Jussi Tianen, hızlı fotoğrafçılığın modern yöntemine çok az saygı duyuyor. Tripodu, ağır kamerası ve titiz iş planlaması olan tipik bir eski okul adamı. Fotoğrafları çok temiz ve titizlikle “çekilmiş” temel mimari fotoğrafçılığın örnekleridir. Belirli bir İskandinav ışığının bir binayı veya mekanı doğru zamanda aydınlatmasını dikkatle bekler ve çoğu zaman resimlerde insanlar olmadan yapar. Bütün bunlar, birçok genç fotoğrafçının eksik olduğu çok fazla çaba ve sabır gerektiriyor. Bu yaklaşım, serginin ziyaretçisinin yapıyı mimari, mekan, ışık, tuğla, metal, cam ve ahşap gibi tüm yönleriyle yakından ve aceleyle incelemesine olanak tanıyor. Derinliğe, ince ayrıntılara ve hassas oranlara sahip görüntüler, ilgili gözü defalarca çeker.
Yanar'ın sözleri şiirsel ve duygu dolu. Türkçe yazıyor, ancak sergide İngilizce ve Fince'ye çeviriler var. Yazar her binaya farklı bir şekilde yaklaştı ve oradaki yolculuğu ve deneyimleri çok kişisel, hatta samimi bir şekilde anlatılıyor. Okur ve izleyicinin, kutsal ve yüce deneyiminin, şapele veya kiliseye giren kişinin biyografisinden ve dininden bağımsız olarak evrensel olabileceğini anlaması çok önemlidir. Ayrıca, bu deneyimin binanın yaşıyla hiçbir ilgisi yok: Yanar, bu özel sessizliği ve kutsallığı tamamen modern mekanlarda buldu.
Tianen, hiç dindar olmadığını kabul ediyor. Yanar, dünyanın en güzel ve gizemli kutsal alanlarından biri olan Ayasofya'nın bulunduğu ve şehrin ses ortamında dinin önemli bir yer tuttuğu İstanbul'da doğdu. Ona göre Finlandiya'da kilise çanları bambaşka bir şekilde var ama aynı zamanda kilit bir rol oynuyor.

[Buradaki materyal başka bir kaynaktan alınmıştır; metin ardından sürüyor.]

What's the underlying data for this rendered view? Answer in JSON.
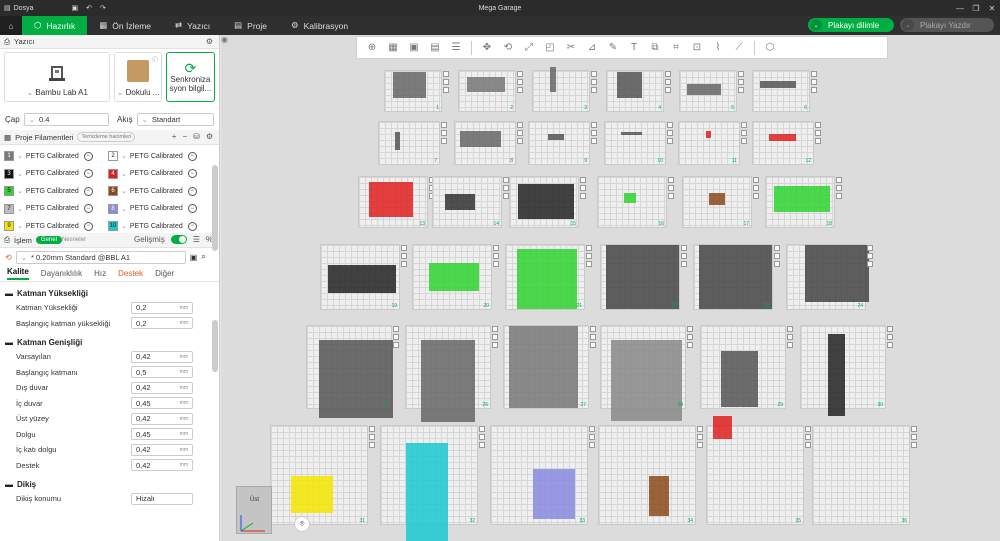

Sergide çeşitli kiliseler var - hem büyük hem de çok küçük alanlar. Bunlar arasında Vantaa'daki Avanto Architects St. Lawrence Şapeli, Jyväskylä'daki Lassila Hirvilammi Architects Kuokkala Kilisesi ve Turku'daki St. Heinrich Sanaksenaho Architects Ekümenik Şapeli gibi mücevherler var. Varlıklarıyla Fin cemaatlerinin ve topluluklarının mimari açıdan çok cüretkar olduğunu kanıtlıyorlar. Bu binaların çoğu, mimarları için büyük ama hoş zorluklar haline geldi ve çoğu, iyi organize edilmiş yarışmaların bir sonucu olarak ortaya çıktı.
Finlandiya ile ilk tanışmamda, bana dünyadaki en sessiz yer gibi geldi. Fiziksel sessizliği kastetmiyorum - derinlerde, derinlerde bir yerden yükselen bir dinginlik duygusundan bahsediyorum, her şeyi tüketen bir sakinlikten bahsediyorum. Başka hiçbir yerde böyle bir şey görmedim. Ve bu Finliler sessizliği sanata dönüştürüyor."
Hüseyin Yanar
"Bir eleştirmenin değil, bir fotoğrafçının gözünden bakıyorum."